Mon dernier livre semble les avoir dérangés plus que les précédents. Mon père a été choqué par ce qui se rapportait à lui-même, et ma mère, par ce qui se rapportait à la sexualité.

Le premier m’a dit qu’il ne se reconnaissait pas du tout dans le personnage du père, mais qu’il en était profondément outragé. Je me suis abstenue de souligner la contradiction.

La seconde m’a écrit que tant d’indécence allait indisposer mes employeurs, et que je risquais un procès de la part des modèles supposés de certains personnages, à qui j’aurais dû demander leur autorisation avant de mêler aussi étourdiment réalité et imagination.

Elle a noté ceci, qui m’a frappée : « mélange = impur ». Je trouve que cela pourrait être une assez bonne définition de la fiction littéraire. L’impureté.

En principe opposés sur tout, cette fois mes parents sont tombés d’accord pour me conseiller de renoncer à m’inspirer de mon expérience vécue pour écrire.
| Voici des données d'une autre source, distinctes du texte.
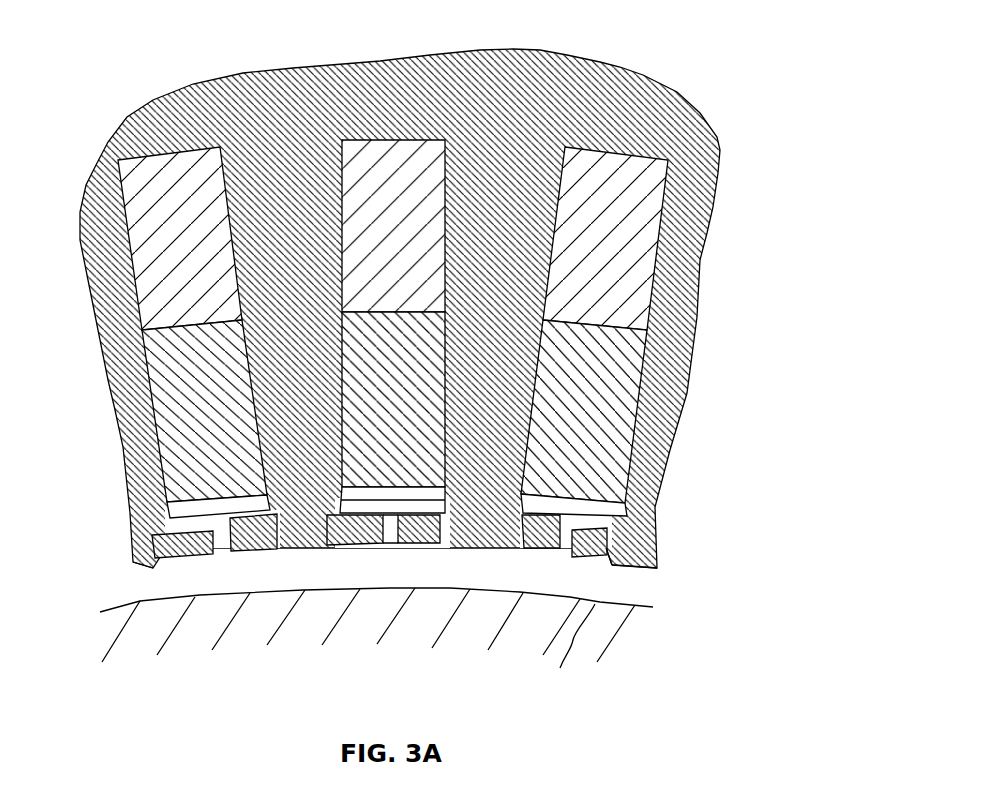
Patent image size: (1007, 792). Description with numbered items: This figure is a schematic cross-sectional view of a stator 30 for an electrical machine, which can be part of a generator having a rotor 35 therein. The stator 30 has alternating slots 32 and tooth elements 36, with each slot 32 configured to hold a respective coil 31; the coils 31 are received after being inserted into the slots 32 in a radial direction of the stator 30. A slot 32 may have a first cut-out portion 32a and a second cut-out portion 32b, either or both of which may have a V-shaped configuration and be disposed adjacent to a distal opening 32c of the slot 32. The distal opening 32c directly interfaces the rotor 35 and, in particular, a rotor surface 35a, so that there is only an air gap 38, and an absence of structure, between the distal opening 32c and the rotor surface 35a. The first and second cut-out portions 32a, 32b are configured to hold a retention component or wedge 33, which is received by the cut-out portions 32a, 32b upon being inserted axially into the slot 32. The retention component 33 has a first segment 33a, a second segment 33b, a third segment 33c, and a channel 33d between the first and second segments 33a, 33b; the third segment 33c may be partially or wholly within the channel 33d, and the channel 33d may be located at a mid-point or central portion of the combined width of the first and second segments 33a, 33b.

The stator 30 is at (415, 329).
The coil 31 is at (627, 227).
The slot 32 is at (415, 353).
The first cut-out portion 32a is at (128, 514).
The second cut-out portion 32b is at (610, 565).
The distal opening 32c is at (175, 562).
The retention component or wedge 33 is at (516, 535).
The first segment 33a is at (352, 530).
The second segment 33b is at (427, 527).
The third segment 33c is at (593, 513).
The channel 33d is at (393, 530).
The rotor 35 is at (392, 643).
The rotor surface 35a is at (567, 651).
The tooth element 36 is at (468, 455).
The air gap 38 is at (660, 590).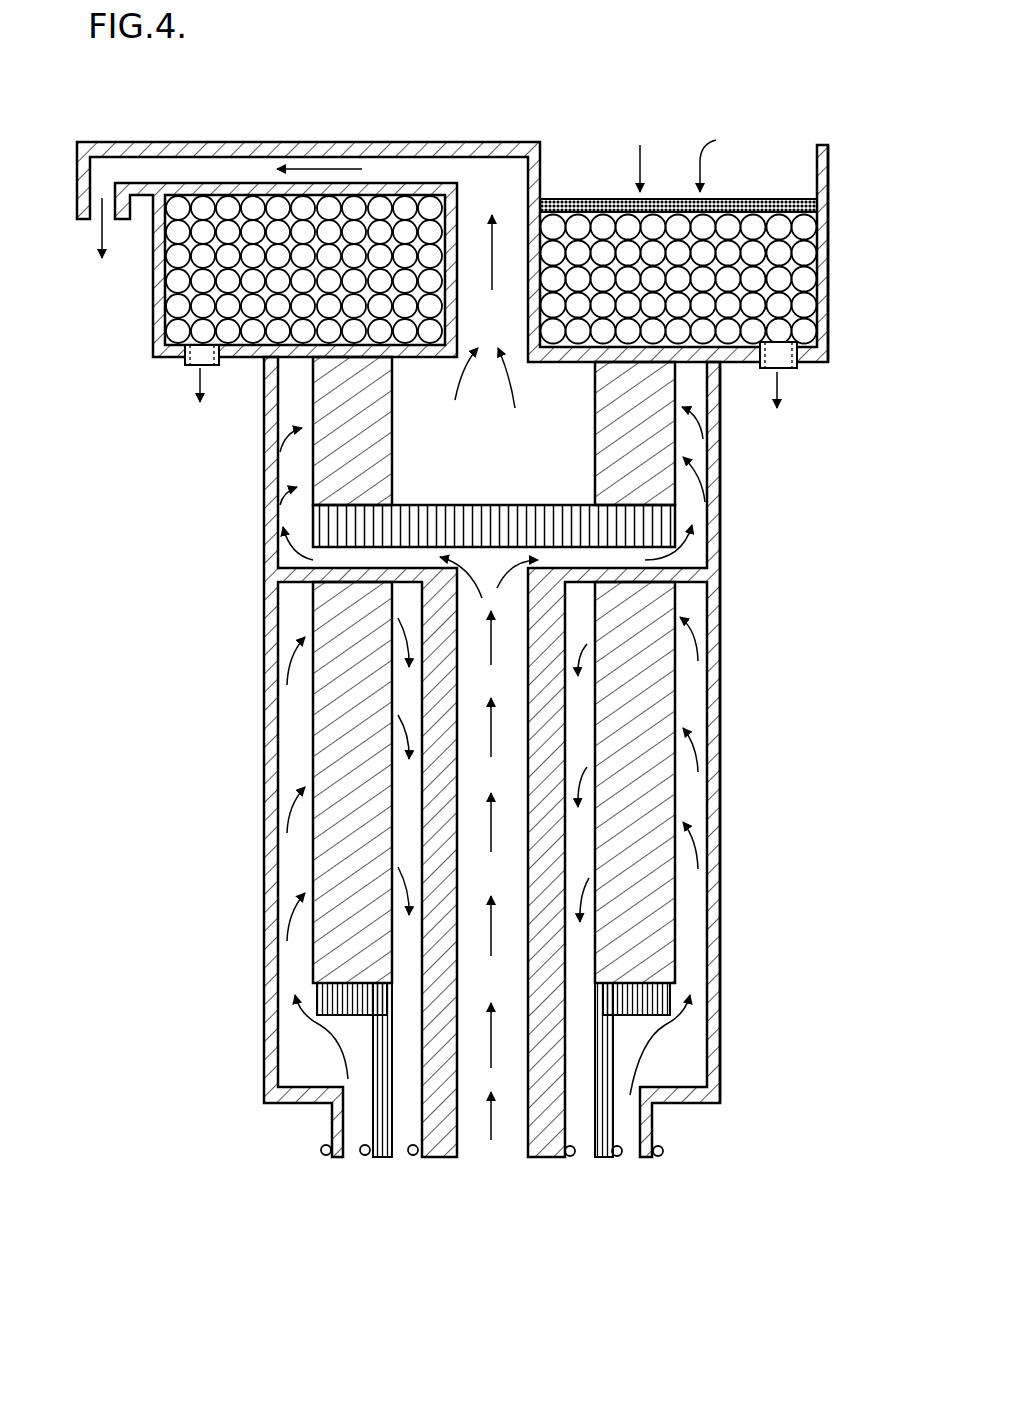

Ils ont sûrement raison. Ce sont mes parents, après tout.

Je leur ai donc demandé d’établir une liste des thèmes qu’ils estimaient dignes de ma plume, et surtout, inoffensifs.

En croisant leurs réponses, j’ai abouti à la liste suivante :

1- l’influence de la couleur jaune sur la phase de sommeil paradoxal chez les Indiens navajos ;

2- l’élevage de hérissons en batterie pour éradiquer la faim dans le monde ;

3- le concept de « synchronicité orthopédique » dans la philosophie de Spinoza ;

4- les coûts induits par les erreurs intentionnelles dans le tri sélectif des déchets ménagers ;

5- l’indicateur des Chemins de fer de Transylvanie en 1927.

Ces cinq thèmes aussi devant être abordés avec précaution, mes parents m’ont proposé une lecture de contrôle bénévole avant toute soumission à un éditeur. Cela permettra d’éviter les dérapages involontaires – par exemple, évoquer la sexualité débridée des spinozistes transylvains, ou encore, égarer un trait de caractère paternel dans un rêve navajo typiquement jaune.

Réflexion faite, je crois que je vais m’en tenir aux thèmes 2 et 4, c’est plus prudent.